Join the party! Despite the thousands of signs on every street for no parking, disabled parking, paid parking, and free parking, you can still violate the parking rules even when you think you aren’t. Here are a few things to watch for.
First, parking is allowed after a “parking allowed” sign, not before it. So on that vast empty street with a parking sign in the middle, you can only park your car on the far side of the sign, not the vast empty space before it. No, we don’t know why.
Second, the parking signs have pictograms that show you how to park: parallel to the curb, perpendicular to the curb, up on the sidewalk, or even half-way up on the curb — yes, there really is a pictogram of a car with two wheels on the curb that looks like it’s about to tip over. Think of it as a citywide game of Simon Says and do exactly what the pictogram shows.
Third, if there are circles with the numbers 10, 25 and 50, that means it’s paid parking. Use one of the hard-to-find pay stations or your cell. If you find a pay station, follow the directions on the screen and use your credit card. To use your cell phone, find the parking zone number — on one of the parking sign poles — and then send a message to 7757: zone number*your full license plate number* how many hours you want to park. It should look something like this: 4014*р123оa197*3, which means that in zone 4104 a car with license plate p123oa197 is parking for three hours.

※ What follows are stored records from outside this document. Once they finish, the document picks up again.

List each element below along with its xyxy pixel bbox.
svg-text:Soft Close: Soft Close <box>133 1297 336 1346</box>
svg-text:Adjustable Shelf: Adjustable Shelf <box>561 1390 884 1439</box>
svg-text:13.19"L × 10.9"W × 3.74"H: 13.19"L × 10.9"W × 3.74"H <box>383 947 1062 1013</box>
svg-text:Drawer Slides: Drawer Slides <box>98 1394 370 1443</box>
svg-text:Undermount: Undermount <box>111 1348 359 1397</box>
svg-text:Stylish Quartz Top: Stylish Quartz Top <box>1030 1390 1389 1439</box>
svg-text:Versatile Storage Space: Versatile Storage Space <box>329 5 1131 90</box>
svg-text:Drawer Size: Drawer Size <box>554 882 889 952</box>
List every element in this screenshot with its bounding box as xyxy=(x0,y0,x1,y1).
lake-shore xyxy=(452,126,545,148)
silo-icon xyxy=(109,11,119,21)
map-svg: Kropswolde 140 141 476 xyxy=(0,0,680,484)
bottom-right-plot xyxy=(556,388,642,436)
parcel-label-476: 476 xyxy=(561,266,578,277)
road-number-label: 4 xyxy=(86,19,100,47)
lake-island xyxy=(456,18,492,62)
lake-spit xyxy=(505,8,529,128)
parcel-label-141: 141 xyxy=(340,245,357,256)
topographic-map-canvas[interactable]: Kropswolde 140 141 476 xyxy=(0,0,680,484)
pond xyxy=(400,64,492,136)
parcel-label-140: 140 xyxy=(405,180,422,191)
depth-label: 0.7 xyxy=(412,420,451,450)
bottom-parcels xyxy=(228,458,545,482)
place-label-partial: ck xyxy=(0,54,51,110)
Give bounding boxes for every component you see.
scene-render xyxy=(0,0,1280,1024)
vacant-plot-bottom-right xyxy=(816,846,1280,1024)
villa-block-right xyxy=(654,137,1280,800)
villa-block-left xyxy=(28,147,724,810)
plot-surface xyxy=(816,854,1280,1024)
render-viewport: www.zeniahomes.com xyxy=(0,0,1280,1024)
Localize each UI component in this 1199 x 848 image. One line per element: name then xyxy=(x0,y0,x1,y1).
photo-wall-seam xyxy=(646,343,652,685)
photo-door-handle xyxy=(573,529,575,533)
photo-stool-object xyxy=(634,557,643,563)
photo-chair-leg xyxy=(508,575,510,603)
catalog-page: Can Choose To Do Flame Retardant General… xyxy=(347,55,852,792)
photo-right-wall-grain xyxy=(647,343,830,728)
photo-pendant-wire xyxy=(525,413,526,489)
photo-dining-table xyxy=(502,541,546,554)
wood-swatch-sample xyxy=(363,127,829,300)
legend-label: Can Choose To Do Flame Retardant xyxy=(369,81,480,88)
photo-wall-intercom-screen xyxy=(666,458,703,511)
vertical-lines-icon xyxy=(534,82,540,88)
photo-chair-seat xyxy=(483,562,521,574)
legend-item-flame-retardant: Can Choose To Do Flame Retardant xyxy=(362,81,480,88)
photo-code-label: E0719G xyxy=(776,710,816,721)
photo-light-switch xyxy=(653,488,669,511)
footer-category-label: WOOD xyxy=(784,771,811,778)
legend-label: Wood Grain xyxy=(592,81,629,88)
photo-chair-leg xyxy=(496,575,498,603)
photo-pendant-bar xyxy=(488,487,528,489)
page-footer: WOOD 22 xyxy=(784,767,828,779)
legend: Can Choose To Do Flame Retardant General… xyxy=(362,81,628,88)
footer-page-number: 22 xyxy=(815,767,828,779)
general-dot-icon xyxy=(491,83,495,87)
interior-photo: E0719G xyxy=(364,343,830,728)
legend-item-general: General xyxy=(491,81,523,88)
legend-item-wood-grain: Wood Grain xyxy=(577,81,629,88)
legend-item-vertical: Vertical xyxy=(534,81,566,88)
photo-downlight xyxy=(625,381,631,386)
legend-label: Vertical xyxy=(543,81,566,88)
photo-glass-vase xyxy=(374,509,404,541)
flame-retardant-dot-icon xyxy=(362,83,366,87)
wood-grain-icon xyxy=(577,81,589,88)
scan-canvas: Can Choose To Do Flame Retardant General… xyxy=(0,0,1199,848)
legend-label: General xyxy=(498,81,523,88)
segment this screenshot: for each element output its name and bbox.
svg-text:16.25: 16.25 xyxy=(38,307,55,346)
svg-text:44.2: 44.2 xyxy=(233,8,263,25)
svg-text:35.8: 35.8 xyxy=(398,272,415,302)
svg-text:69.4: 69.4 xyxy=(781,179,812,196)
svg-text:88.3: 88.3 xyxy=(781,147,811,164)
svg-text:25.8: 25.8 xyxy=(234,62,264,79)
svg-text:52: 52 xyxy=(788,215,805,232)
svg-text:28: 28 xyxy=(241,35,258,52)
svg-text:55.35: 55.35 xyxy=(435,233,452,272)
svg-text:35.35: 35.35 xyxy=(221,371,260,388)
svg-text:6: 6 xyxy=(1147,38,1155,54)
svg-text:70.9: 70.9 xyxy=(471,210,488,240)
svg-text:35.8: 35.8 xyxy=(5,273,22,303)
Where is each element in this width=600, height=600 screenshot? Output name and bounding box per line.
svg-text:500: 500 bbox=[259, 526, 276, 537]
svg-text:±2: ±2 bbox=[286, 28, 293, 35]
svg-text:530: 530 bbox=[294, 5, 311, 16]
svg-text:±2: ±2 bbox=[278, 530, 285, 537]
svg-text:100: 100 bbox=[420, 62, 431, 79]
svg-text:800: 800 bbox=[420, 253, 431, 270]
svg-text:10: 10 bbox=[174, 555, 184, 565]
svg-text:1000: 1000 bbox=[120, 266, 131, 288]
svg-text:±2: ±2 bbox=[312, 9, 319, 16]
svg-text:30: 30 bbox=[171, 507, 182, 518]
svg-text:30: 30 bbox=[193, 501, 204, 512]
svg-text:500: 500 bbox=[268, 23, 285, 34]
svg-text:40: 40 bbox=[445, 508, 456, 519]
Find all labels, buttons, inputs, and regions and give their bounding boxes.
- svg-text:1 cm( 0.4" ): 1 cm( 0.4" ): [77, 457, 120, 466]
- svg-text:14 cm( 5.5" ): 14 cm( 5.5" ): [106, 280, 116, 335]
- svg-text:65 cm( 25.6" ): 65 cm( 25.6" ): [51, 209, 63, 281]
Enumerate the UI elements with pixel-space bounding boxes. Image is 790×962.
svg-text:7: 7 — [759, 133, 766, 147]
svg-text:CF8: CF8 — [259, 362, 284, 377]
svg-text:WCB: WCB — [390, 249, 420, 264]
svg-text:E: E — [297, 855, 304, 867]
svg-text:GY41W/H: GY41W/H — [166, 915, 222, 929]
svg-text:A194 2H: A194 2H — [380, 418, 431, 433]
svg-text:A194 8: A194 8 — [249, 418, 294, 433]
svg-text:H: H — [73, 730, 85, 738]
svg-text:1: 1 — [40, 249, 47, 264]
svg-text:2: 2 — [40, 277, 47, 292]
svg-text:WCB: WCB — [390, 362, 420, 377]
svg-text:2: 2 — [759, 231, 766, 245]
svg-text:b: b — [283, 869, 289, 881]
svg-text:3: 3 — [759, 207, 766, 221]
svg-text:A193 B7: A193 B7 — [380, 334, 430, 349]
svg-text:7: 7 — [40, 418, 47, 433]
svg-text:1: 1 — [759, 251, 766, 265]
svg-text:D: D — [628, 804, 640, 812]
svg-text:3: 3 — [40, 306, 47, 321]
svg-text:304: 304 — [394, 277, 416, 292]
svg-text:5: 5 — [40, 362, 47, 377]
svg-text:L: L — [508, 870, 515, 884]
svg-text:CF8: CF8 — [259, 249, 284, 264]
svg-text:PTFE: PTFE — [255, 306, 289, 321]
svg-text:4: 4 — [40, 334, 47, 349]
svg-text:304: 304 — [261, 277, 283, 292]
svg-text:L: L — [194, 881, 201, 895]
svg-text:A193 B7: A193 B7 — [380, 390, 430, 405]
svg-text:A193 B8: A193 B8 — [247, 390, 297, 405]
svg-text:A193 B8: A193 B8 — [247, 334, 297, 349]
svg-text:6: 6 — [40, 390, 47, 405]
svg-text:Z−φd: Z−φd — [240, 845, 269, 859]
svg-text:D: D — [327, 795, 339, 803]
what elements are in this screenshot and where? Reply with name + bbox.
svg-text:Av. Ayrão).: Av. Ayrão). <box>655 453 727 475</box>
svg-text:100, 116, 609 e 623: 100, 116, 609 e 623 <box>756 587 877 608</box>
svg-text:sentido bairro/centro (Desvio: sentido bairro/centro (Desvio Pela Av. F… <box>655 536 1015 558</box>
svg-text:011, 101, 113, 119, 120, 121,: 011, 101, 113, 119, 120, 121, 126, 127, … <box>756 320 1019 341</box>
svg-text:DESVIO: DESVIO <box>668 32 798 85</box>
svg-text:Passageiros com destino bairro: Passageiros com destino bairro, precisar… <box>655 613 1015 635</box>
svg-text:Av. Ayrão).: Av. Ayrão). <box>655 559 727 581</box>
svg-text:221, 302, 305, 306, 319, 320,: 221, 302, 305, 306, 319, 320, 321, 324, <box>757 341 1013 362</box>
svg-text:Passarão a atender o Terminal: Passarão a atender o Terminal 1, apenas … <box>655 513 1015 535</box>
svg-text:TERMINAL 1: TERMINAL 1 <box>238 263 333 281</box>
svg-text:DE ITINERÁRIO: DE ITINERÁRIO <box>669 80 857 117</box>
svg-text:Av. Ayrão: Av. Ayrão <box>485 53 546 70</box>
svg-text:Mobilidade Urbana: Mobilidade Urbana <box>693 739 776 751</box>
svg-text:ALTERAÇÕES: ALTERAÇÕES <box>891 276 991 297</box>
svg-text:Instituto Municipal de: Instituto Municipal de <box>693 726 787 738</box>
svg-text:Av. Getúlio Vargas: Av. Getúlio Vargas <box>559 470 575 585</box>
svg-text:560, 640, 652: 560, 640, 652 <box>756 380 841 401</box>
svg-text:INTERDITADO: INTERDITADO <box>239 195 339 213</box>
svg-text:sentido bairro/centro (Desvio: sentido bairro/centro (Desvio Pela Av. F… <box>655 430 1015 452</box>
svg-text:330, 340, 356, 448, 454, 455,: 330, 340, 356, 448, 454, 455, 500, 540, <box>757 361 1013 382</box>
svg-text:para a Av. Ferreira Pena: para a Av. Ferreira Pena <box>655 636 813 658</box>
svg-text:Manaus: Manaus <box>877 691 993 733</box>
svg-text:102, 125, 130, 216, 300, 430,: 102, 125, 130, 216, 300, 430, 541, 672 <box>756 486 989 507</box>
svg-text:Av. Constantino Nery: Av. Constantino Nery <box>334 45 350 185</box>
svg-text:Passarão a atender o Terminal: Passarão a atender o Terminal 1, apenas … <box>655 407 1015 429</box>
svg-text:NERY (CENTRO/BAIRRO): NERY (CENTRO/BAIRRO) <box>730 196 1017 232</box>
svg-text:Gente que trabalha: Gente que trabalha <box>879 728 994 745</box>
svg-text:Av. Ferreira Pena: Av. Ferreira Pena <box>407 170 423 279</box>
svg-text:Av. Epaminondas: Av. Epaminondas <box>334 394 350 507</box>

You’ll get a reply asking you to confirm by sending any message in reply except the numeral 0 (that cancels it).
And finally, there appears to be a disagreement between the law on paper and the law used by the tow trucks. Even though the law states that signs take precedence over markings on the street, the guys hauling your car away don’t always see it that way. So check to be sure there is no yellow line in front of the spot you want to park in. Even if the parking place is delineated with white lines and after the parking-allowed sign, that yellow line could get you hauled off. Also check to make sure you’re not about to park in a disabled parking space, often only drawn on the roadway under slush, snow, and dirt.
And remember: a sign with a big X and a tow truck hauling away a car that looks just like yours means: we’re not kidding. Unless you fancy an evening of phone calls, cab rides across the city to impound lots, and massive fines, don’t park there.